Buon aparte di questo documentario e’ stato girato all’interno di locali e rock clubs, volevo dare a chi compra l’edizione limitata qualche gadget speciale che possa ricordare il banco del merchandise che puoi trovare ai concerti. Quando vai a vedere concerti di Pelican, Isis o Neurosis e ti avvicini al merch table e trovi oltre ai dischi e alle magliette anche altri tipi di merch meno convenzionali, veramente belli e rari perche’ non si trovano a tutti i concerti. Questo era cio’ che volevo riprodurre io: prendere quell’idea e metterla all’interno dell’edizione limitata cosi’ che chi la compra possa avere qualcosa che solo lui ha. E’ come un vinile, ci sono sempre serie con colori limitati, e proprio perche’ stiamo comunque parlando di musica, volevamo riprodurre quell’idea.
Avete ancora avuto possibilita’ di proiettare il documentario in Europa? Come stanno andando i primi appuntamenti qi negli States? Avete in programma di venire in Italia per promuovere il documentario?

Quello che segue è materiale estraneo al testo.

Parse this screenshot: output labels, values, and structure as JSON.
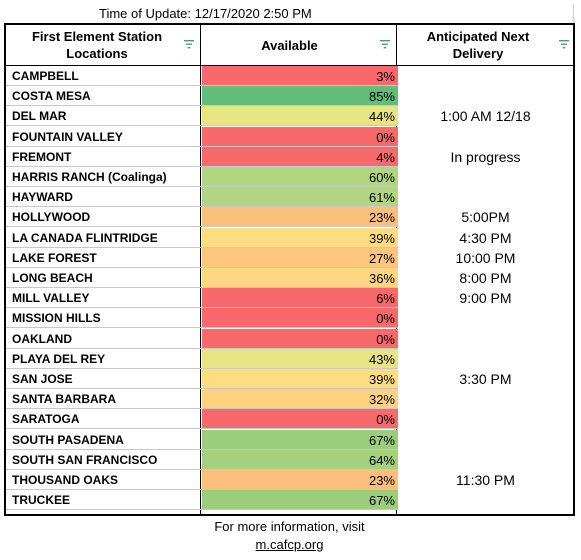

Abbiamo uno screening fissato in Portogallo la prossima settimana (Ottobre 2011, ndr..), il promoter del festival e’ veramente molto contento dell’idea quindi spero verra’ fuori qualcosa di interessante. E’ stato trasmesso al Supersonic festival (UK) la scorsa settimana, sfortunatamente non ho potuto essere la’, ma a leggere dai Tweet di diverse persone sembra sia andata alla grande. Il festival che abbiamo appena fatto a Oakland e’ stato molto pubblicizzato, posters, cartoline in ogni bar e coffee shop frequentato da ascoltatori del genere, abbiamo anche fatto un’intervista su un quotidiano che esce in East Bay ed ha aiutato molto. La gente e’ venuta al festival si per vedere le band Ides of Gemini, Evangelista e Oxbow, ma anche per vedere il documentario. Io volevo che la gente venisse a godersi il concerto e sarei stato molto felice se avesse prestato attenzione anche al film, mi sono stupito molto di vedere quel silenzio e quell’attenzione in tutto il locale quando veniva proiettato e li ho capito che probabilmente quello e’ il modo migliore per presentare una cosa come la mia, in un rock club con rock band che hanno ispirato il film. Speriamo di riuscire a venire in Europa per un tour promozionale la prossima primavera (2012 ndr…) che coinvolga un po’ di citta’ fra Francia, Germania e speriamo di riuscire a mostrare il nostro lavoro anche in Italia. Stiamo lavorando soprattutto con la Francia, avremmo l’idea di proporlo come abbiamo fatto a Oakland, ma sarebbe stupendo anche poterlo proiettare direttamente in qualche cinema. Basta che ci sia qualche fan di questa musica che vuole vederlo, magari in Italia se qualcuno fosse interessato ci piacerebbe molto organizzare qualcosa.